The Impact of Incentives on Economic Growth of Zimbabwe.

Author: Ndlovu, Nobuqotho

One of the government’s sources of revenue is taxation. Taxation enables the government to meet its expenditure on the public goods as well as provision of services to citizens. Whilst doing this, it is also the government’s main objective to increase economic growth and as part of its initiatives, the government of Zimbabwe has introduced incentives in the form of tax reliefs as well as export incentives to encourage. In doing so, the government also strives to strike a balance between revenue collected and incentives offered. The objective of the study was establish the impact of incentives on economic growth in Zimbabwe. The study explored available literature as well as theories of economic growth. For purposes of this study both secondary data and primary data were used.

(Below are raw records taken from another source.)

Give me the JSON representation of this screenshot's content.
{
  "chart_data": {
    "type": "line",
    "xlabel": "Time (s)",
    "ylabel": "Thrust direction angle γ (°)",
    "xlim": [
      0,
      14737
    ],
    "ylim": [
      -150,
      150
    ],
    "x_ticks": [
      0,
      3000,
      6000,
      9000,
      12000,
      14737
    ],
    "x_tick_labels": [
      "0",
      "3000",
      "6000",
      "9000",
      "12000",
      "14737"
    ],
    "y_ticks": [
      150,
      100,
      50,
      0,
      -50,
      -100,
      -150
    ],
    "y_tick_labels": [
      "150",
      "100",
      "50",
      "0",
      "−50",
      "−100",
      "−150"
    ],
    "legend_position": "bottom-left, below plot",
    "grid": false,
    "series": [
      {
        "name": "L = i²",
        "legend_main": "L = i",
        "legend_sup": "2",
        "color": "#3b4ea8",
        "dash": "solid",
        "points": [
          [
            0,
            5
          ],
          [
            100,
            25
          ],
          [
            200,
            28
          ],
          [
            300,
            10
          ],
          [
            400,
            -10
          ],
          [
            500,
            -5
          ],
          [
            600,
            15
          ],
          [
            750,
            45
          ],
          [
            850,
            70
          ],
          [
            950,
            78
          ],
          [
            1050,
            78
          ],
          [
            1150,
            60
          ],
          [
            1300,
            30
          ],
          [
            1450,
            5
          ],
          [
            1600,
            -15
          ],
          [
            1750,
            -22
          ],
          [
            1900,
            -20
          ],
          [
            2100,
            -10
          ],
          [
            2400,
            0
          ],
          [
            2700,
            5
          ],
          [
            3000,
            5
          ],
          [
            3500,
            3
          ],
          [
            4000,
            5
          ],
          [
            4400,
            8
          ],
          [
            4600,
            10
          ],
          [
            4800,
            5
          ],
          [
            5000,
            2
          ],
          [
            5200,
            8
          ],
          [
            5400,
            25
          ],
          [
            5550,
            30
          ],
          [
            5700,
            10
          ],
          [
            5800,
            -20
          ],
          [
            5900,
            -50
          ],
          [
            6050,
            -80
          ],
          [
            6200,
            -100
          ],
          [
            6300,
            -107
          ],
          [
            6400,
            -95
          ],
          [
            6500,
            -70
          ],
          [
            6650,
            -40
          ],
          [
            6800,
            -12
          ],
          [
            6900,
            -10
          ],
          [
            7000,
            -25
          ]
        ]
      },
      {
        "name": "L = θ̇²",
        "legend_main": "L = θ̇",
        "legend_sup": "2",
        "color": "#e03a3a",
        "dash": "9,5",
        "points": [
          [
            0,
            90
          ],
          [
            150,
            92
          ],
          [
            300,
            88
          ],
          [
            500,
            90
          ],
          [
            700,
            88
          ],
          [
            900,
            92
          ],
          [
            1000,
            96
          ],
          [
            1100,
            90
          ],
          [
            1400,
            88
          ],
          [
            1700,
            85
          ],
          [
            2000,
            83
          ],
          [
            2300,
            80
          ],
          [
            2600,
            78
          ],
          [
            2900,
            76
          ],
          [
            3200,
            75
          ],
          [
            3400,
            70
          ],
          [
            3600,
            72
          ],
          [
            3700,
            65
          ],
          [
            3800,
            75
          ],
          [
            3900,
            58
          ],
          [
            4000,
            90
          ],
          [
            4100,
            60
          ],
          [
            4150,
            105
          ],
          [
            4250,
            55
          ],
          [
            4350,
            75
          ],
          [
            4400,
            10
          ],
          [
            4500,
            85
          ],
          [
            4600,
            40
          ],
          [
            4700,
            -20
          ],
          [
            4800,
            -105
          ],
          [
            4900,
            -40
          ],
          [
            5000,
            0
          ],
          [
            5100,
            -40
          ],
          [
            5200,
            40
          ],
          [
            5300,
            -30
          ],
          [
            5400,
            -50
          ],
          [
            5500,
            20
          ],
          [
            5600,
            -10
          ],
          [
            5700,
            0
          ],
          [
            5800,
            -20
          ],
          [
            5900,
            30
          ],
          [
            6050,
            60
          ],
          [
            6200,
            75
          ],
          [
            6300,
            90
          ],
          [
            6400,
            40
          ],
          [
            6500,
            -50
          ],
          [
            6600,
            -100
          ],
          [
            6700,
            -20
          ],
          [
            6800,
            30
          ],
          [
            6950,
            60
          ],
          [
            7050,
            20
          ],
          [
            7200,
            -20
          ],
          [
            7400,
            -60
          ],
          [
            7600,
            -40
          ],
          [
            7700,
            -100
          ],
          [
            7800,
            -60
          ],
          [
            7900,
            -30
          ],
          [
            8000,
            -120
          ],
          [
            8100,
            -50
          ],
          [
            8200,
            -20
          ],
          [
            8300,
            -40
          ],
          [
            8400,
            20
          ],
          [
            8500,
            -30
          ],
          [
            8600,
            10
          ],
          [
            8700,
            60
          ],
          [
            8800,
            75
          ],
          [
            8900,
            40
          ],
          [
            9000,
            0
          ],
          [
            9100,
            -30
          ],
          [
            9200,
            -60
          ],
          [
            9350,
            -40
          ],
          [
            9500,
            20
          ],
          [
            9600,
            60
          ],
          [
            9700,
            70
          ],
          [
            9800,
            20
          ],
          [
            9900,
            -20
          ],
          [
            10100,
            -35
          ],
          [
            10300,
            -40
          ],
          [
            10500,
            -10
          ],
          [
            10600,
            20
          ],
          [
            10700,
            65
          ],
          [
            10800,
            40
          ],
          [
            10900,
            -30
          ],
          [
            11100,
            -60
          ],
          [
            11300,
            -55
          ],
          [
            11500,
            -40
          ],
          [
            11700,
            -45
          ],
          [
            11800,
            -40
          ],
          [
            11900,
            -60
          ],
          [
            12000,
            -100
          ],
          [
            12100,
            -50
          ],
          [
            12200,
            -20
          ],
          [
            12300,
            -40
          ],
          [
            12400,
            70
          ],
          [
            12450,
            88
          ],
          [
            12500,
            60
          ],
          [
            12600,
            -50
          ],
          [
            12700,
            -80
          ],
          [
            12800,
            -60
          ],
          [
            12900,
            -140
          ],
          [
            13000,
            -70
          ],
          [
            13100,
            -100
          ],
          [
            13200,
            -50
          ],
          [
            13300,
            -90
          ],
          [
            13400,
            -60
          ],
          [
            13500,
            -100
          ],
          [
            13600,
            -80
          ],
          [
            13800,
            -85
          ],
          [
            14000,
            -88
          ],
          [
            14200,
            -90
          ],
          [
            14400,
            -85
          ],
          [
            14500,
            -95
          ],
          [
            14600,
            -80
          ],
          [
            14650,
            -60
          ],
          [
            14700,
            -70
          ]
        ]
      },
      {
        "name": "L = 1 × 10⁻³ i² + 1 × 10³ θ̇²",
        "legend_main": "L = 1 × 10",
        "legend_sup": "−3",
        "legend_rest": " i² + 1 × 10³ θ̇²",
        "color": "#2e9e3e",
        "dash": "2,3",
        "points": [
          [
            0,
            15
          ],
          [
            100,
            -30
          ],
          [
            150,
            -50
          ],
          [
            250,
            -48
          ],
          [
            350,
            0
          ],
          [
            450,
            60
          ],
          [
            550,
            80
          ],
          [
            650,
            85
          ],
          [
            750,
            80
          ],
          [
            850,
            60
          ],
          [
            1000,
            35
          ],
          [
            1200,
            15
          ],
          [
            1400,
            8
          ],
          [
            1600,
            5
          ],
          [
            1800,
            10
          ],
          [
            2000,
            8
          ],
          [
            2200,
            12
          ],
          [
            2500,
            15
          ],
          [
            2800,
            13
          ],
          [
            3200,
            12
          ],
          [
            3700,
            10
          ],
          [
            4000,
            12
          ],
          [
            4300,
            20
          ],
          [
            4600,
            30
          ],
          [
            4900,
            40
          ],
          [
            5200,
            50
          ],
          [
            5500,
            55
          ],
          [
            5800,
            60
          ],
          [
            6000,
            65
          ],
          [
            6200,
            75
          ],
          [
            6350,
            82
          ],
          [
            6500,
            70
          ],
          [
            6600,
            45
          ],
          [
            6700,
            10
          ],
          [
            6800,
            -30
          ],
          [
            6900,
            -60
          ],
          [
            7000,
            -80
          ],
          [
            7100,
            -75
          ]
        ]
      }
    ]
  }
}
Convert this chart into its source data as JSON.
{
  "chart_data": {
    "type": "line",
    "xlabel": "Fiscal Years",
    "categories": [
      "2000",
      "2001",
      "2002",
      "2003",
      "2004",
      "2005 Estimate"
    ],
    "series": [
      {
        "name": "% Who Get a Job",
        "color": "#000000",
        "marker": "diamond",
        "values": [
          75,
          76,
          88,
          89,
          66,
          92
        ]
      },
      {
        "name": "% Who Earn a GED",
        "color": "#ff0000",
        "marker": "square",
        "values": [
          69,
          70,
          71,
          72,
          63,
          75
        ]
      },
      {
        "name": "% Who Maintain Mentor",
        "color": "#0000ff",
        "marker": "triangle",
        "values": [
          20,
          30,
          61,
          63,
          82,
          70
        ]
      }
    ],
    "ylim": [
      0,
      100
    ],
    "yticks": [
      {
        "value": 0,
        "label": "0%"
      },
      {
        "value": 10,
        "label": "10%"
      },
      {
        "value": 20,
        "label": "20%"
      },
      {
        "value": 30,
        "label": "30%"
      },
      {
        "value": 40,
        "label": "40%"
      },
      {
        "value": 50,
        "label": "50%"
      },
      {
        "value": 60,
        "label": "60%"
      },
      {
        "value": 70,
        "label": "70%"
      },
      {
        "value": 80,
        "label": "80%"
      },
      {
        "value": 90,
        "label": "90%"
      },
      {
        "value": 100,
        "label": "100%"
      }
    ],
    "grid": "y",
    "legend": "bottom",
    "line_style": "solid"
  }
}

GDP, FDI and Exports were used as measures or indicators of economic growth whereas tax incentives on corporate income, tax incentives on personal income and export incentives were used to represent incentives. Primary data was used to reinforce secondary data and improve the reliability of data used for the study. Correlation, regression analysis and descriptive statistics were used to analyze data and it was established that there is a positive relationship between tax incentives on corporate income have a positive and GDP, FDI and Exports thus implying that tax incentives on corporate income have a positive impact on economic growth. It was also found that tax incentives on personal income and exports incentives are inversely related to GDP, FDI and Exports thus implying that export incentives have a negative impact on economic growth. Interviews were done and led the researcher to conclude that investors are fully aware of the incentives offered to them as the information is available to them as well as the accessibility of these incentives to every investor whether foreign or local investor. Recommendations were made which may help improve the incentives programs policies in Zimbabwe.